Sarah Morton
- Michael Hanna
- 6 days ago
- 2 min read

Sarah Morton is a landscape photographer with a background in art history who has exhibited around the world across Europe and in the United States, the Middle East, as well as South America. Recent exhibitions include New York Art Show 2025, shows with Artboxy in Berlin, Palma, Grenada, Switzerland, and Abu Dhabi, The Photo Space Gallery in Middlebury, Vermont, Blank Wall Gallery in Venice and London, Illminster Art Center in England, as well as The Archway Gallery in Lochgilphead, Scotland. Sarah has been published by Contemporary Art Magazine and has won multiple recognitions from the Monochrome Awards.

Shooting with an analogue eye, Sarah captures sustained landscapes with intense focus and with digital manipulation which invokes ethereal and tranquil qualities. She enhances her compositions both through digital processes and capturing selective imagery during strategic timing and weather, such as revealing a forested road or path in the mist of the morning dew and fog or portraying the crashing ocean waves before a storm. Her works appear to have a gravitational element to the texture, as if her landscapes were being pulled by the forces of the moon. Some of her photographs appear painterly and all of them are quite powerful in revealing forces of nature through sustained winds, sfumato-like atmospheres, reflective high contrast bodies of water, and the mark of dusk.

These commanding photographs reveal Sarah Morton as one of the most dynamic landscape photographers to ever grace the pages of the Artist Feature Catalogue.

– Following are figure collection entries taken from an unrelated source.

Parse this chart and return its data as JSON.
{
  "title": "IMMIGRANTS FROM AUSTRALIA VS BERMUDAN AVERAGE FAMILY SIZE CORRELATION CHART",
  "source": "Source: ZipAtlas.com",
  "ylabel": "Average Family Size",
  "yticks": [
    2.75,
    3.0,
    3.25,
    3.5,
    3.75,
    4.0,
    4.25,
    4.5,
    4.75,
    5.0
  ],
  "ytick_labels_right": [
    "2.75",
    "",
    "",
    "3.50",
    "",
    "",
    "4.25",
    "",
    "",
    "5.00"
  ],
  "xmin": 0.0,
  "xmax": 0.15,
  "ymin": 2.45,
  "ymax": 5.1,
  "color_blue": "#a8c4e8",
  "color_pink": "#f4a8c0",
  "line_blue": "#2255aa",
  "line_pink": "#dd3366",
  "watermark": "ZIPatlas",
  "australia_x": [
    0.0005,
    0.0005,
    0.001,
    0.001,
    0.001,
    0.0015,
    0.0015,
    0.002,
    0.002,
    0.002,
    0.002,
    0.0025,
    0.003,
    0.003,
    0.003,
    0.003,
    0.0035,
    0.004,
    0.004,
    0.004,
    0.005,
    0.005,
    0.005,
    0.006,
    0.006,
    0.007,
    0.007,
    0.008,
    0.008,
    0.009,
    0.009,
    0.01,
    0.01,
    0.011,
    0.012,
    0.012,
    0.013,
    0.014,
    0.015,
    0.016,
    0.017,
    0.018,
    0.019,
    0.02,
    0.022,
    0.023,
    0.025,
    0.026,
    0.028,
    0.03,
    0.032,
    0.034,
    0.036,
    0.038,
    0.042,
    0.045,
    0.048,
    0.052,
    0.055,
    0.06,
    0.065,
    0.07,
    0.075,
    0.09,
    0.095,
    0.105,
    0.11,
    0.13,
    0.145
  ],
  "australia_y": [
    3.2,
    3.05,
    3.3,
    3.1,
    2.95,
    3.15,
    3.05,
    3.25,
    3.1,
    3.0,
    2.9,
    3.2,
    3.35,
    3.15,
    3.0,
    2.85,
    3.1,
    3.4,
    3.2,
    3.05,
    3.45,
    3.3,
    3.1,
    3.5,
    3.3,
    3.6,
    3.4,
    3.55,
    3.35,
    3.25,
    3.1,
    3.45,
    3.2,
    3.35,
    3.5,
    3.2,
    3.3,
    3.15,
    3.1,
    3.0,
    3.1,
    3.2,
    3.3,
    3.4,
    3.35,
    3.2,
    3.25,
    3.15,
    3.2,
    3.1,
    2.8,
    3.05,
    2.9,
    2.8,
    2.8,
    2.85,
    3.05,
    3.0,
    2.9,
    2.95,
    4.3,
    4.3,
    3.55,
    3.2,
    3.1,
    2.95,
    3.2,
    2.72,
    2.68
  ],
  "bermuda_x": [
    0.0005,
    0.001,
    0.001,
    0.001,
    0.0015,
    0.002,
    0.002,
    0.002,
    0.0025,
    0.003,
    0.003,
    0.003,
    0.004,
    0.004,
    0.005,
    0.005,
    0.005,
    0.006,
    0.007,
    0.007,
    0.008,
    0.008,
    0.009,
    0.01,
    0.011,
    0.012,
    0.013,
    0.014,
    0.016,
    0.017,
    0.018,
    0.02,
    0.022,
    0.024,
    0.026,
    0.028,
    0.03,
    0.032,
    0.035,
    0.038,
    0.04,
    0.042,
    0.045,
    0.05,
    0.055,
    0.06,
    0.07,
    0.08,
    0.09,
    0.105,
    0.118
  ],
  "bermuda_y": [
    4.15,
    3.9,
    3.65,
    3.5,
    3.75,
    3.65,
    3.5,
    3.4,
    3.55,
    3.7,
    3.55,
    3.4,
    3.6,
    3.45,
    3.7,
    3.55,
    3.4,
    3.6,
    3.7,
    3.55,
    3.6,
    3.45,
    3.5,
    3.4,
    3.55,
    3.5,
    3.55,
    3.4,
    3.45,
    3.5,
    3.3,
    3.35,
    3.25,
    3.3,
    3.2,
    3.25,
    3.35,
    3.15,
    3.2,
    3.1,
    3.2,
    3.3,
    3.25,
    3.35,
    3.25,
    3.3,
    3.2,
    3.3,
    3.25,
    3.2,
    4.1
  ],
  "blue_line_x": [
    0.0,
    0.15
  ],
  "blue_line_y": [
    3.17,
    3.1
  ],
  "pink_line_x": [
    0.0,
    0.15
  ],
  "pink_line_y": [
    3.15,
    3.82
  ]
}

Her compositions with their variation between high contrast depth of field and high saturation foreground reveals nature as an apparitional-type force full of character and a spirit of its own, rather than as a lifeless object. Sarah’s most poetic photographs tend to be her depictions of trees in formation similar to a garden. How she finds these locations remains a mystery as they appear imagined from the scene of a dramatic book rather than a landscape based in reality. Her integrative editing techniques, strategic cropping, and timing of day as well as weather combines the composition into a work of art reflecting deep philosophical musings and tendencies.

Study In Green (pictured above) remains one of Sarah’s most monochromatic works. The piece reflects one of her ‘tree gardens’. These particular works may not be actual gardens but the way she captures these trees along with their chaotic foliage and ominous limbs reveals a dreary yet solemn atmosphere. Study In Green is full of dramatic effect with almost silhouette-type layout and capturing of light which sustains through the sfumato-like mist in the air.

Sarah Morton can be described as a powerful photographer who not only captures nature but also molds and shapes the landscape like a sculptor with fine marble. Her refined compositions reveal an artist in-tune with the tools of her camera as well as the computer as she manipulates her landscapes to have deep mysterious and ethereal qualities worthy of a description from an award-winning book. Sarah Morton is a force to be reckoned with regarding her photography which reveals not only a sense of inner-reflection, but also builds upon landscapes which seem to reveal a hidden narrative to be discovered by the viewer through dramatic lighting, intense atmosphere, and strategic location as well as timing of luminous realities.